O filme que levou multidões aos cinemas e consagrou Clint Eastwood acaba de chegar à Netflix Divulgação / Paramount Pictures

O filme que levou multidões aos cinemas e consagrou Clint Eastwood acaba de chegar à Netflix

A imparcialidade da justiça, frequentemente proclamada pelas vozes das ruas, deveria pautar-se unicamente na conduta dos indivíduos, sem se deixar influenciar por sua cor de pele, posição social ou conexões de conveniência. No entanto, o sistema jurídico insiste em operar sob filtros seletivos, produzindo distorções gritantes. No Brasil, a população carcerária ultrapassa os 700 mil detentos, enquanto a capacidade oficial não passa de 440 mil, resultando em uma sobrecarga superior a 60%.

O dado mais alarmante, contudo, é que aproximadamente 62% desse contingente é composto por pessoas negras ou pardas, o que equivale a cerca de 450 mil prisioneiros. Isso reforça uma percepção histórica: as prisões parecem ter sido desenhadas para uma parcela específica da sociedade, enquanto os brancos, numericamente inferiores nas celas, quase ocupam um lugar acidental nessas estatísticas.

Nos Estados Unidos, a discrepância atinge proporções ainda mais evidentes. Com uma população carcerária superior a dois milhões de pessoas, cerca de 66% são negros. A pergunta inevitável é: quantos desses indivíduos tiveram acesso a uma defesa justa?
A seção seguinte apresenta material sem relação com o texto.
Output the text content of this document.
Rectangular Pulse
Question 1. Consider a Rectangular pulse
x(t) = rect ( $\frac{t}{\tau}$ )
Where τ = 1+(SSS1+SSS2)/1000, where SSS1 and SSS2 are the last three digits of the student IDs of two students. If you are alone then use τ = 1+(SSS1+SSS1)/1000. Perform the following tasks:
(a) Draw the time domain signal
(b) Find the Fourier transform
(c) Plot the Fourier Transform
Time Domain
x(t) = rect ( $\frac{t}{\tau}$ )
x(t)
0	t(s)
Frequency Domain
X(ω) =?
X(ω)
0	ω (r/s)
A Declaração Universal dos Direitos Humanos, de 1948, fundamentada nos princípios iluministas da Revolução Francesa, estabelece a ampla defesa como direito fundamental.
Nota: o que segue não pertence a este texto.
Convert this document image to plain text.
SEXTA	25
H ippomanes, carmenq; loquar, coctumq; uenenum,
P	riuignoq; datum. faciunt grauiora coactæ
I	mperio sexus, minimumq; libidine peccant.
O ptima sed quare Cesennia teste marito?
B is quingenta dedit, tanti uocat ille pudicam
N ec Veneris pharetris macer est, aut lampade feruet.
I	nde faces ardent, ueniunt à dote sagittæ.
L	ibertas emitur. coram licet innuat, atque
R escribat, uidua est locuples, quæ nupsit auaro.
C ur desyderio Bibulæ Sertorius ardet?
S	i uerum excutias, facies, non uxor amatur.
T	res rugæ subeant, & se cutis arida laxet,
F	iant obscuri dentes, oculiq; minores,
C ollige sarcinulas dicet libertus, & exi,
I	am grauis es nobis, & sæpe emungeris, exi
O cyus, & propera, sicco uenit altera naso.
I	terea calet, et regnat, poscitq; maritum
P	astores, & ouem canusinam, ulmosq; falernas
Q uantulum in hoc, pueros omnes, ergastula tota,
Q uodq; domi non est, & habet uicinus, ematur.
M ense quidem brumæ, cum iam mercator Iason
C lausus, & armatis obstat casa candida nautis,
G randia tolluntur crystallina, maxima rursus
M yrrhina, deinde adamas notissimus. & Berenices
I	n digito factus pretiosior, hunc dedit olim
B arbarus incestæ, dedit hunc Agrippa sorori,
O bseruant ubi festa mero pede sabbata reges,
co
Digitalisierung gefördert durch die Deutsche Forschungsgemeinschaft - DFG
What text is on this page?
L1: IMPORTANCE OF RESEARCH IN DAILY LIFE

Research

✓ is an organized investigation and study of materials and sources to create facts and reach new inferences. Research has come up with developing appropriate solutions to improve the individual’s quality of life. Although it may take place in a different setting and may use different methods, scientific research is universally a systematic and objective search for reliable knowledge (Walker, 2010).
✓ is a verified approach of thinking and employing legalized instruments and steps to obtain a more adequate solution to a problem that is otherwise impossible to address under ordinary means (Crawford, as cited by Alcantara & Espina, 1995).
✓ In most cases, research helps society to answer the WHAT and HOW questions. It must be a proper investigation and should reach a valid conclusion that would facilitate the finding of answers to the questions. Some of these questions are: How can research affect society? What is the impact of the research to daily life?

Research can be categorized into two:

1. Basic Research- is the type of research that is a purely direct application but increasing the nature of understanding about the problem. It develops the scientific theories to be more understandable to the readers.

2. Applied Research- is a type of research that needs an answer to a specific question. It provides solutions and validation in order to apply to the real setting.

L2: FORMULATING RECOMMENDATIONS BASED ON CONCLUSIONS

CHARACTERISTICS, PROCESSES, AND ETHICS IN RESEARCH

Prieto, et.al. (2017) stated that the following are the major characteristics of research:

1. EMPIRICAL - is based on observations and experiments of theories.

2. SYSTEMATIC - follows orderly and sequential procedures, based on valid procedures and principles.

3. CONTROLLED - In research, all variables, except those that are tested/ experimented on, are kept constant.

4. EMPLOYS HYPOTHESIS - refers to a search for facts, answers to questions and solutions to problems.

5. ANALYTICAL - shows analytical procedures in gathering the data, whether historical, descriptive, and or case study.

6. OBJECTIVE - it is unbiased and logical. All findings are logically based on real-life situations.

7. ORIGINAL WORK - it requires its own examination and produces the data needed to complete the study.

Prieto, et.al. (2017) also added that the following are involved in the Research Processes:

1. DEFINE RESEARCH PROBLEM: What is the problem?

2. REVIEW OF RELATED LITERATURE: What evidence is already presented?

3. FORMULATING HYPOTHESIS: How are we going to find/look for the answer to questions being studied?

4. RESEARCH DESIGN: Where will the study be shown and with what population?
O movimento que desmantelou os privilégios da aristocracia e precipitou o fim da monarquia absolutista de Luís XVI trouxe consigo um ideal de equidade que, paradoxalmente, parece não ter se concretizado em larga escala. O documentário “A 13ª Emenda” (2016), dirigido por Ava DuVernay, revela como o sistema jurídico americano, em sua estrutura, perpetua a exclusão, favorecendo um ciclo de criminalização direcionado aos mais pobres e, invariavelmente, aos negros.

“Fuga de Alcatraz” reflete parte dessa realidade ao apresentar um único personagem negro com certa relevância, um detalhe que reforça as observações anteriores. Contudo, o filme precisa ser analisado em seu contexto: Don Siegel (1912-1991) lançou essa produção em 1979, num período em que a percepção sobre representatividade ainda estava longe de ser um debate consolidado. O longa se sustenta na força de Clint Eastwood, que transforma Frank Morris em um ícone da ficção criminal. A trama acompanha sua trajetória até a prisão de segurança máxima localizada na Baía de São Francisco, onde foi encarcerado em 1960, após condenações por roubo e assalto à mão armada.

O roteiro de Richard Tuggle reconstitui a impressionante fuga orquestrada por Morris e registrada primeiramente no livro “Escape from Alcatraz: The True Crime Classic” (1963), de J. Campbell Bruce. Frank, com a ajuda dos irmãos Clarence e John Anglin, interpretados por Jack Thibeau e Fred Ward (1942-2022), idealiza um plano minucioso para escapar da fortaleza considerada inviolável. O filme de Siegel imprime a essa jornada um rigor narrativo que remete a epopeias clássicas, detalhando cada etapa do intrincado processo.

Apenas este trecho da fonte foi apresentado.